DC circuits need to be just long enough to go from your batteries to your inverters. You’d be sending AC everywhere from that location. That would be a main panel and everything else would technically be sub panels.

I do send DC to my shed from my solar panels rather than converting to AC at the panels because they are 280 feet away and I can use much smaller wire with less line loss. This requires SCCs or DC/AC inverters (like Sunny Boys) though that can handle higher voltage (12 of my panels will output 450-500 volts Dc on average when in series, just under 600 volts DC on coldest day on record).

But if the panels would have been closer, I would have likely just mounted the Sunny Boys underneath them and converted to AC there.

And I might do that in other locations.

It helps that I have a complete SMA setup, but other inverters are also capable of “AC coupling.”
 
DC circuits need to be just long enough to go from your batteries to your inverters. You’d be sending AC everywhere from that location. That would be a main panel and everything else would technically be sub panels.

I do send DC to my shed from my solar panels rather than converting to AC at the panels because they are 280 feet away and I can use much smaller wire with less line loss. This requires SCCs or DC/AC inverters (like Sunny Boys) though that can handle higher voltage (12 of my panels will output 450-500 volts Dc on average when in series, just under 600 volts DC on coldest day on record).

But if the panels would have been closer, I would have likely just mounted the Sunny Boys underneath them and converted to AC there.

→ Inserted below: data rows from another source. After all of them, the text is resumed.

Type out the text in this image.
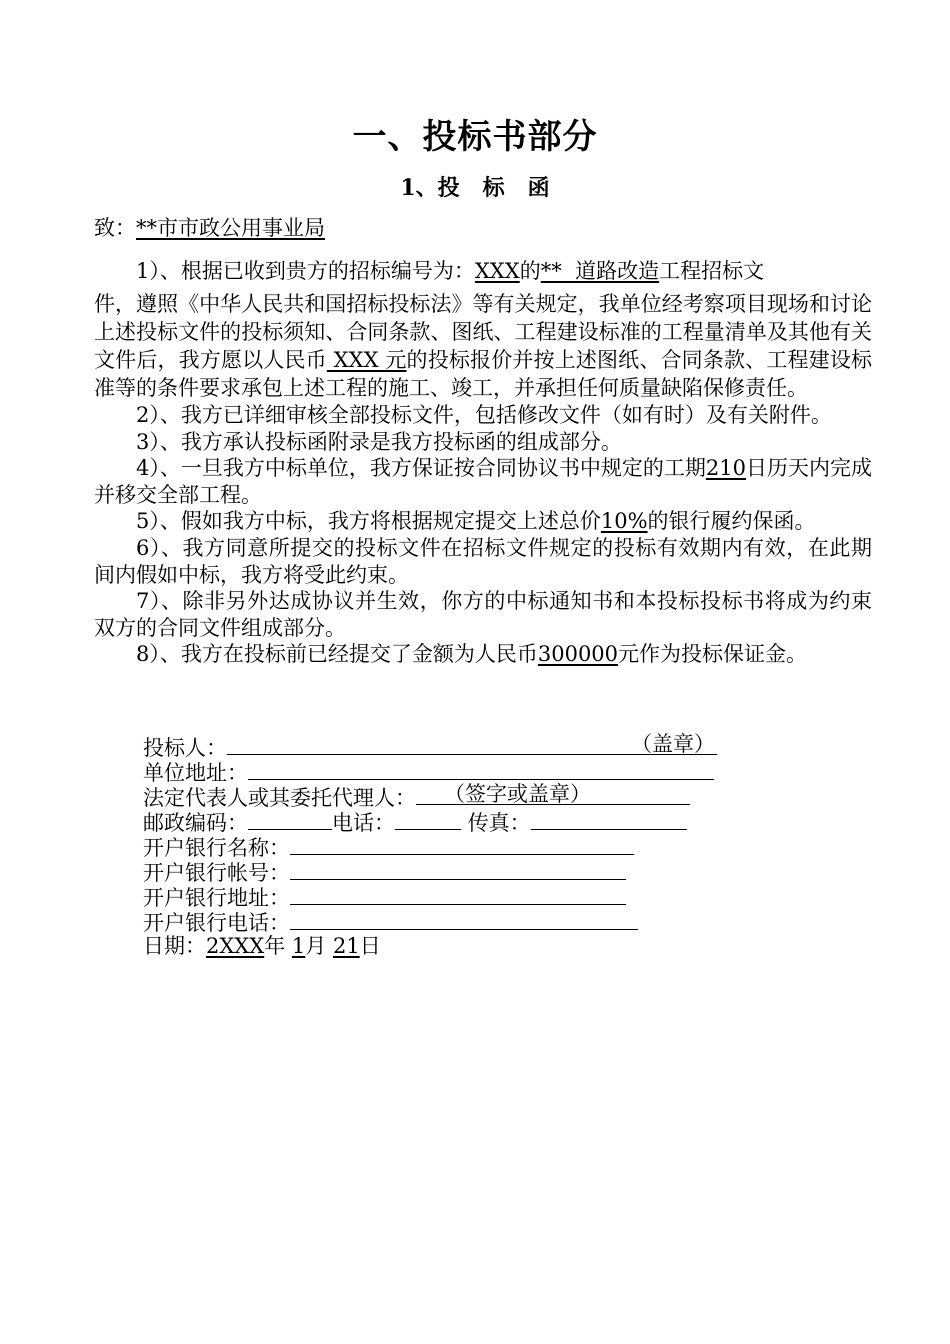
一、投标书部分
1、投   标   函
致：**市市政公用事业局

1）、根据已收到贵方的招标编号为：XXX的**  道路改造工程招标文
件，遵照《中华人民共和国招标投标法》等有关规定，我单位经考察项目现场和讨论上述投标文件的投标须知、合同条款、图纸、工程建设标准的工程量清单及其他有关文件后，我方愿以人民币 XXX 元的投标报价并按上述图纸、合同条款、工程建设标准等的条件要求承包上述工程的施工、竣工，并承担任何质量缺陷保修责任。

2）、我方已详细审核全部投标文件，包括修改文件（如有时）及有关附件。

3）、我方承认投标函附录是我方投标函的组成部分。

4）、一旦我方中标单位，我方保证按合同协议书中规定的工期210日历天内完成并移交全部工程。

5）、假如我方中标，我方将根据规定提交上述总价10%的银行履约保函。

6）、我方同意所提交的投标文件在招标文件规定的投标有效期内有效，在此期间内假如中标，我方将受此约束。

7）、除非另外达成协议并生效，你方的中标通知书和本投标投标书将成为约束双方的合同文件组成部分。

8）、我方在投标前已经提交了金额为人民币300000元作为投标保证金。

投标人：	（盖章）
单位地址：
法定代表人或其委托代理人： （签字或盖章）
邮政编码：	电话：	传真：
开户银行名称：
开户银行帐号：
开户银行地址：
开户银行电话：
日期：2XXX年 1月 21日
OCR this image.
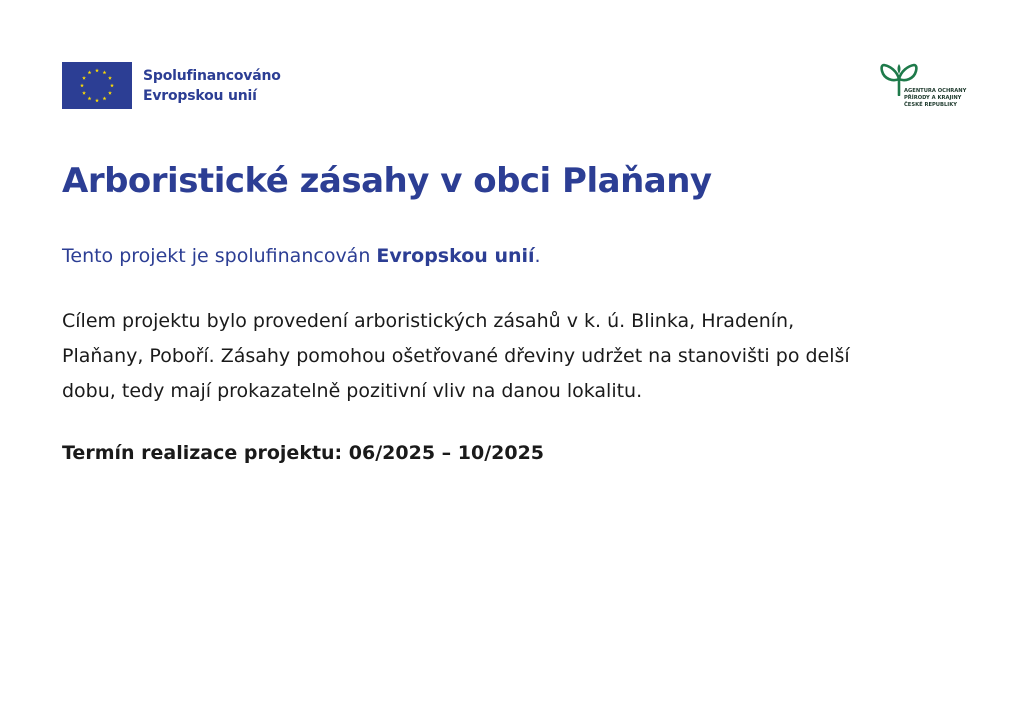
Spolufinancováno
Evropskou unií	AGENTURA OCHRANY
PŘÍRODY A KRAJINY
ČESKÉ REPUBLIKY
Arboristické zásahy v obci Plaňany

Tento projekt je spolufinancován Evropskou unií.

Cílem projektu bylo provedení arboristických zásahů v k. ú. Blinka, Hradenín,
Plaňany, Poboří. Zásahy pomohou ošetřované dřeviny udržet na stanovišti po delší
dobu, tedy mají prokazatelně pozitivní vliv na danou lokalitu.

Termín realizace projektu: 06/2025 – 10/2025
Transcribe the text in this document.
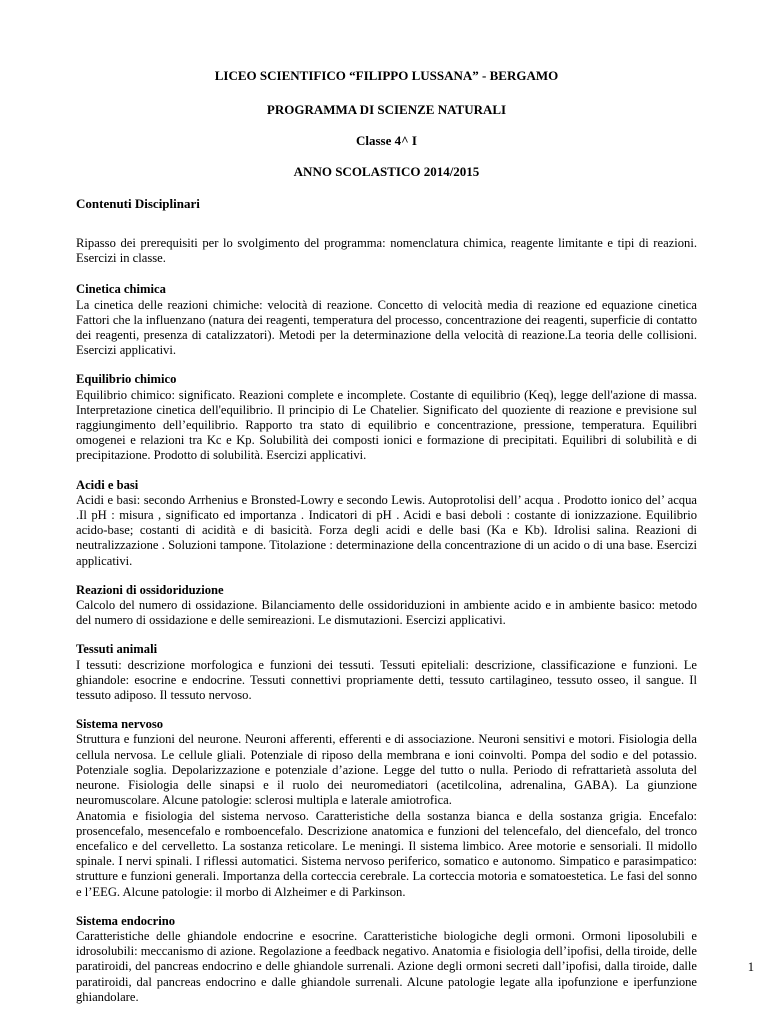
LICEO SCIENTIFICO “FILIPPO LUSSANA” - BERGAMO
PROGRAMMA DI SCIENZE NATURALI
Classe 4^ I
ANNO SCOLASTICO 2014/2015
Contenuti Disciplinari

Ripasso dei prerequisiti per lo svolgimento del programma: nomenclatura chimica, reagente limitante e tipi di reazioni. Esercizi in classe.

Cinetica chimica

La cinetica delle reazioni chimiche: velocità di reazione. Concetto di velocità media di reazione ed equazione cinetica Fattori che la influenzano (natura dei reagenti, temperatura del processo, concentrazione dei reagenti, superficie di contatto dei reagenti, presenza di catalizzatori). Metodi per la determinazione della velocità di reazione.La teoria delle collisioni. Esercizi applicativi.

Equilibrio chimico

Equilibrio chimico: significato. Reazioni complete e incomplete. Costante di equilibrio (Keq), legge dell'azione di massa. Interpretazione cinetica dell'equilibrio. Il principio di Le Chatelier. Significato del quoziente di reazione e previsione sul raggiungimento dell’equilibrio. Rapporto tra stato di equilibrio e concentrazione, pressione, temperatura. Equilibri omogenei e relazioni tra Kc e Kp. Solubilità dei composti ionici e formazione di precipitati. Equilibri di solubilità e di precipitazione. Prodotto di solubilità. Esercizi applicativi.

Acidi e basi

Acidi e basi: secondo Arrhenius e Bronsted-Lowry e secondo Lewis. Autoprotolisi dell’ acqua . Prodotto ionico del’ acqua .Il pH : misura , significato ed importanza . Indicatori di pH . Acidi e basi deboli : costante di ionizzazione. Equilibrio acido-base; costanti di acidità e di basicità. Forza degli acidi e delle basi (Ka e Kb). Idrolisi salina. Reazioni di neutralizzazione . Soluzioni tampone. Titolazione : determinazione della concentrazione di un acido o di una base. Esercizi applicativi.

Reazioni di ossidoriduzione

Calcolo del numero di ossidazione. Bilanciamento delle ossidoriduzioni in ambiente acido e in ambiente basico: metodo del numero di ossidazione e delle semireazioni. Le dismutazioni. Esercizi applicativi.

Tessuti animali

I tessuti: descrizione morfologica e funzioni dei tessuti. Tessuti epiteliali: descrizione, classificazione e funzioni. Le ghiandole: esocrine e endocrine. Tessuti connettivi propriamente detti, tessuto cartilagineo, tessuto osseo, il sangue. Il tessuto adiposo. Il tessuto nervoso.

Sistema nervoso

Struttura e funzioni del neurone. Neuroni afferenti, efferenti e di associazione. Neuroni sensitivi e motori. Fisiologia della cellula nervosa. Le cellule gliali. Potenziale di riposo della membrana e ioni coinvolti. Pompa del sodio e del potassio. Potenziale soglia. Depolarizzazione e potenziale d’azione. Legge del tutto o nulla. Periodo di refrattarietà assoluta del neurone. Fisiologia delle sinapsi e il ruolo dei neuromediatori (acetilcolina, adrenalina, GABA). La giunzione neuromuscolare. Alcune patologie: sclerosi multipla e laterale amiotrofica.

Anatomia e fisiologia del sistema nervoso. Caratteristiche della sostanza bianca e della sostanza grigia. Encefalo: prosencefalo, mesencefalo e romboencefalo. Descrizione anatomica e funzioni del telencefalo, del diencefalo, del tronco encefalico e del cervelletto. La sostanza reticolare. Le meningi. Il sistema limbico. Aree motorie e sensoriali. Il midollo spinale. I nervi spinali. I riflessi automatici. Sistema nervoso periferico, somatico e autonomo. Simpatico e parasimpatico: strutture e funzioni generali. Importanza della corteccia cerebrale. La corteccia motoria e somatoestetica. Le fasi del sonno e l’EEG. Alcune patologie: il morbo di Alzheimer e di Parkinson.

Sistema endocrino

Caratteristiche delle ghiandole endocrine e esocrine. Caratteristiche biologiche degli ormoni. Ormoni liposolubili e idrosolubili: meccanismo di azione. Regolazione a feedback negativo. Anatomia e fisiologia dell’ipofisi, della tiroide, delle paratiroidi, del pancreas endocrino e delle ghiandole surrenali. Azione degli ormoni secreti dall’ipofisi, dalla tiroide, dalle paratiroidi, dal pancreas endocrino e dalle ghiandole surrenali. Alcune patologie legate alla ipofunzione e iperfunzione ghiandolare.

1
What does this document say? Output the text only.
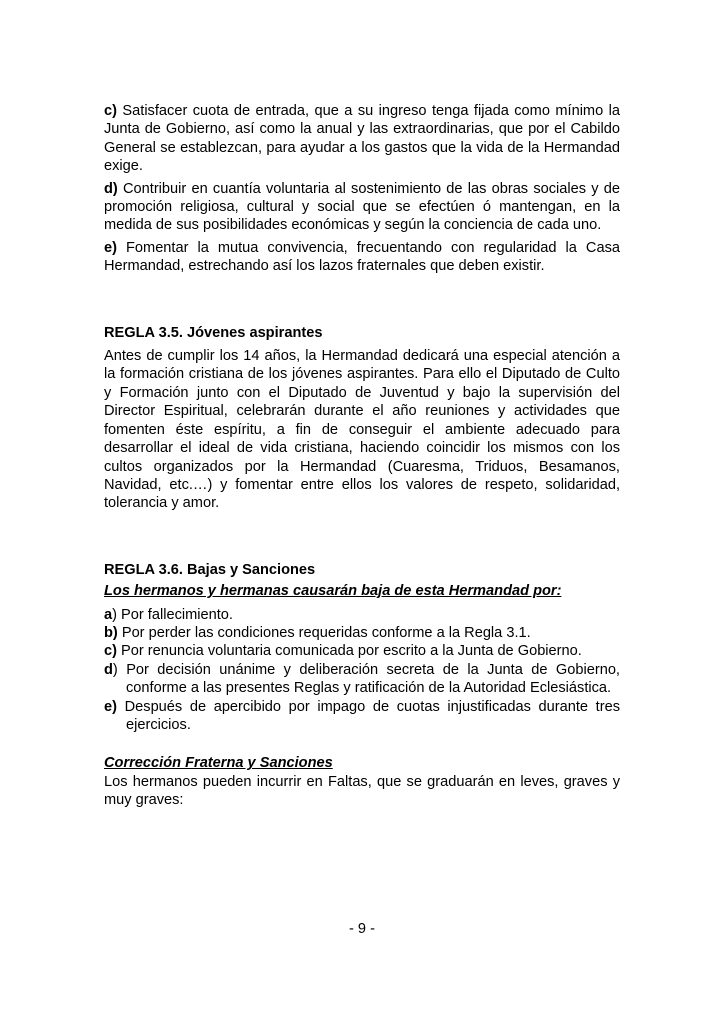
c) Satisfacer cuota de entrada, que a su ingreso tenga fijada como mínimo la Junta de Gobierno, así como la anual y las extraordinarias, que por el Cabildo General se establezcan, para ayudar a los gastos que la vida de la Hermandad exige.

d) Contribuir en cuantía voluntaria al sostenimiento de las obras sociales y de promoción religiosa, cultural y social que se efectúen ó mantengan, en la medida de sus posibilidades económicas y según la conciencia de cada uno.

e) Fomentar la mutua convivencia, frecuentando con regularidad la Casa Hermandad, estrechando así los lazos fraternales que deben existir.

REGLA 3.5. Jóvenes aspirantes

Antes de cumplir los 14 años, la Hermandad dedicará una especial atención a la formación cristiana de los jóvenes aspirantes. Para ello el Diputado de Culto y Formación junto con el Diputado de Juventud y bajo la supervisión del Director Espiritual, celebrarán durante el año reuniones y actividades que fomenten éste espíritu, a fin de conseguir el ambiente adecuado para desarrollar el ideal de vida cristiana, haciendo coincidir los mismos con los cultos organizados por la Hermandad (Cuaresma, Triduos, Besamanos, Navidad, etc.…) y fomentar entre ellos los valores de respeto, solidaridad, tolerancia y amor.

REGLA 3.6. Bajas y Sanciones

Los hermanos y hermanas causarán baja de esta Hermandad por:

a) Por fallecimiento.

b) Por perder las condiciones requeridas conforme a la Regla 3.1.

c) Por renuncia voluntaria comunicada por escrito a la Junta de Gobierno.

d) Por decisión unánime y deliberación secreta de la Junta de Gobierno, conforme a las presentes Reglas y ratificación de la Autoridad Eclesiástica.

e) Después de apercibido por impago de cuotas injustificadas durante tres ejercicios.

Corrección Fraterna y Sanciones

Los hermanos pueden incurrir en Faltas, que se graduarán en leves, graves y muy graves:

- 9 -
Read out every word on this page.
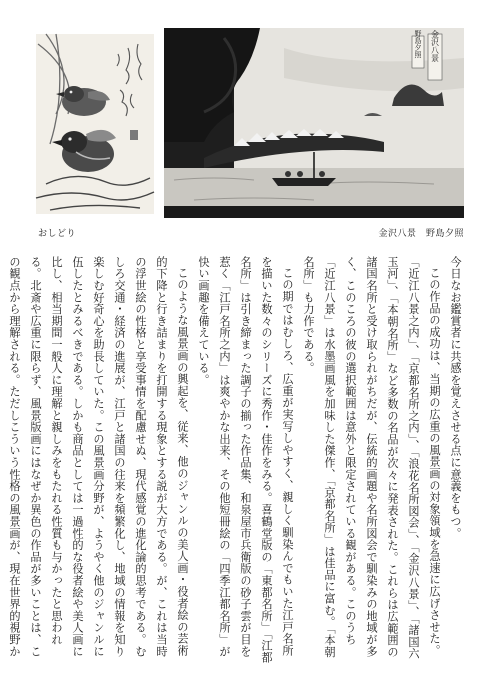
金沢八景
野島夕照
おしどり	金沢八景　野島夕照

今日なお鑑賞者に共感を覚えさせる点に意義をもつ。

この作品の成功は、当期の広重の風景画の対象領域を急速に広げさせた。「近江八景之内」、「京都名所之内」、「浪花名所図会」、「金沢八景」、「諸国六玉河」、「本朝名所」など多数の名品が次々に発表された。これらは広範囲の諸国名所と受け取られがちだが、伝統的画題や名所図会で馴染みの地域が多く、このころの彼の選択範囲は意外と限定されている観がある。このうち「近江八景」は水墨画風を加味した傑作、「京都名所」は佳品に富む。「本朝名所」も力作である。

この期ではむしろ、広重が実写しやすく、親しく馴染んでもいた江戸名所を描いた数々のシリーズに秀作・佳作をみる。喜鶴堂版の「東都名所」「江都名所」は引き締まった調子の揃った作品集、和泉屋市兵衛版の砂子雲が目を惹く「江戸名所之内」は爽やかな出来、その他短冊絵の「四季江都名所」が快い画趣を備えている。

このような風景画の興起を、従来、他のジャンルの美人画・役者絵の芸術的下降と行き詰まりを打開する現象とする説が大方である。が、これは当時の浮世絵の性格と享受事情を配慮せぬ、現代感覚の進化論的思考である。むしろ交通・経済の進展が、江戸と諸国の往来を頻繁化し、地域の情報を知り楽しむ好奇心を助長していた。この風景画分野が、ようやく他のジャンルに伍したとみるべきである。しかも商品としては一過性的な役者絵や美人画に比し、相当期間一般人に理解と親しみをもたれる性質も与かったと思われる。北斎や広重に限らず、風景版画にはなぜか異色の作品が多いことは、この観点から理解される。ただしこういう性格の風景画が、現在世界的視野か
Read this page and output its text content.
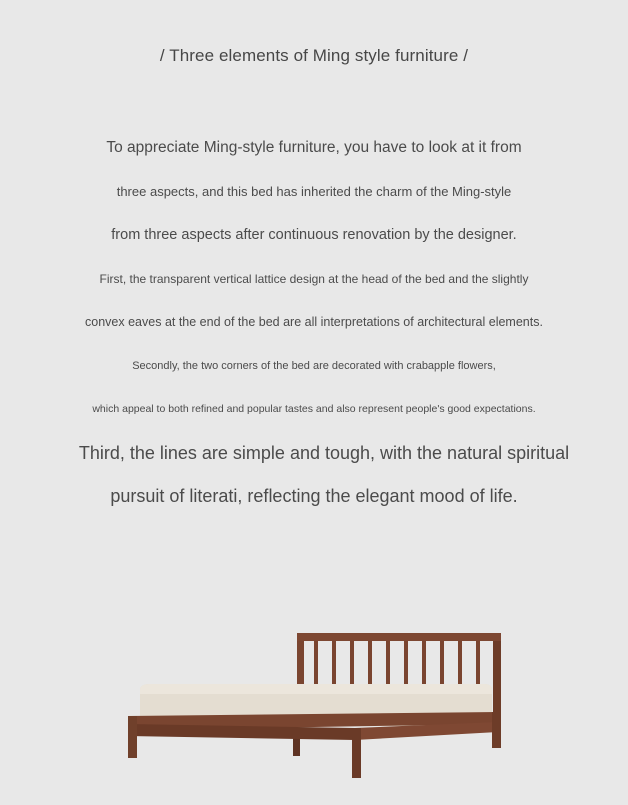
/ Three elements of Ming style furniture /
To appreciate Ming-style furniture, you have to look at it from
three aspects, and this bed has inherited the charm of the Ming-style
from three aspects after continuous renovation by the designer.
First, the transparent vertical lattice design at the head of the bed and the slightly
convex eaves at the end of the bed are all interpretations of architectural elements.
Secondly, the two corners of the bed are decorated with crabapple flowers,
which appeal to both refined and popular tastes and also represent people's good expectations.
Third, the lines are simple and tough, with the natural spiritual
pursuit of literati, reflecting the elegant mood of life.
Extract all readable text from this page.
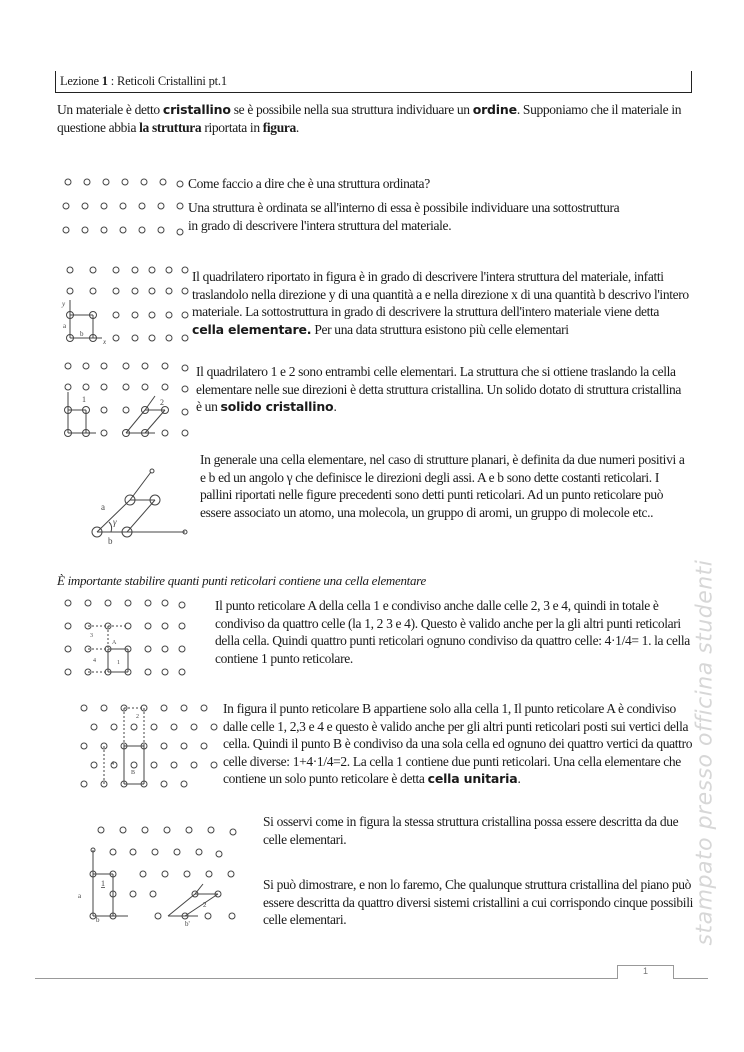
Lezione 1 : Reticoli Cristallini pt.1
Un materiale è detto cristallino se è possibile nella sua struttura individuare un ordine. Supponiamo che il materiale in questione abbia la struttura riportata in figura.
Come faccio a dire che è una struttura ordinata?
Una struttura è ordinata se all'interno di essa è possibile individuare una sottostruttura in grado di descrivere l'intera struttura del materiale.
y
x
a
b
Il quadrilatero riportato in figura è in grado di descrivere l'intera struttura del materiale, infatti traslandolo nella direzione y di una quantità a e nella direzione x di una quantità b descrivo l'intero materiale. La sottostruttura in grado di descrivere la struttura dell'intero materiale viene detta cella elementare. Per una data struttura esistono più celle elementari
1	2
Il quadrilatero 1 e 2 sono entrambi celle elementari. La struttura che si ottiene traslando la cella elementare nelle sue direzioni è detta struttura cristallina. Un solido dotato di struttura cristallina è un solido cristallino.
a
b
γ
In generale una cella elementare, nel caso di strutture planari, è definita da due numeri positivi a e b ed un angolo γ che definisce le direzioni degli assi. A e b sono dette costanti reticolari. I pallini riportati nelle figure precedenti sono detti punti reticolari. Ad un punto reticolare può essere associato un atomo, una molecola, un gruppo di aromi, un gruppo di molecole etc..
È importante stabilire quanti punti reticolari contiene una cella elementare
1
A
3
4
Il punto reticolare A della cella 1 e condiviso anche dalle celle 2, 3 e 4, quindi in totale è condiviso da quattro celle (la 1, 2 3 e 4). Questo è valido anche per la gli altri punti reticolari della cella. Quindi quattro punti reticolari ognuno condiviso da quattro celle: 4·1/4= 1. la cella contiene 1 punto reticolare.
B
4
2
In figura il punto reticolare B appartiene solo alla cella 1, Il punto reticolare A è condiviso dalle celle 1, 2,3 e 4 e questo è valido anche per gli altri punti reticolari posti sui vertici della cella. Quindi il punto B è condiviso da una sola cella ed ognuno dei quattro vertici da quattro celle diverse: 1+4·1/4=2. La cella 1 contiene due punti reticolari. Una cella elementare che contiene un solo punto reticolare è detta cella unitaria.
1
2
a
b	b'
Si osservi come in figura la stessa struttura cristallina possa essere descritta da due celle elementari.
Si può dimostrare, e non lo faremo, Che qualunque struttura cristallina del piano può essere descritta da quattro diversi sistemi cristallini a cui corrispondo cinque possibili celle elementari.	stampato presso officina studenti
1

And I might do that in other locations.

It helps that I have a complete SMA setup, but other inverters are also capable of “AC coupling.”
Actually that’s what you might should look for. A system that’s capable of AC coupling and which can establish a grid. SMA does this by design but there are others than can do it too. (Some Outback and Schneider units I believe).
 
Yeah I think Sunny Boys are even explicitly listed for/have official system schematics showing how to AC couple to storage? I think putting those in the remote buildings to handle the PV on roof and ground mounts next to it, and then AC coupling back to one place with batteries and grid connection, is a pretty standard approach.
Yeah with SMA Sunny Islands, it’s fairly intuitive. The LiFePo solutions aren’t as intuitive and/or cheap, but not insurmountable.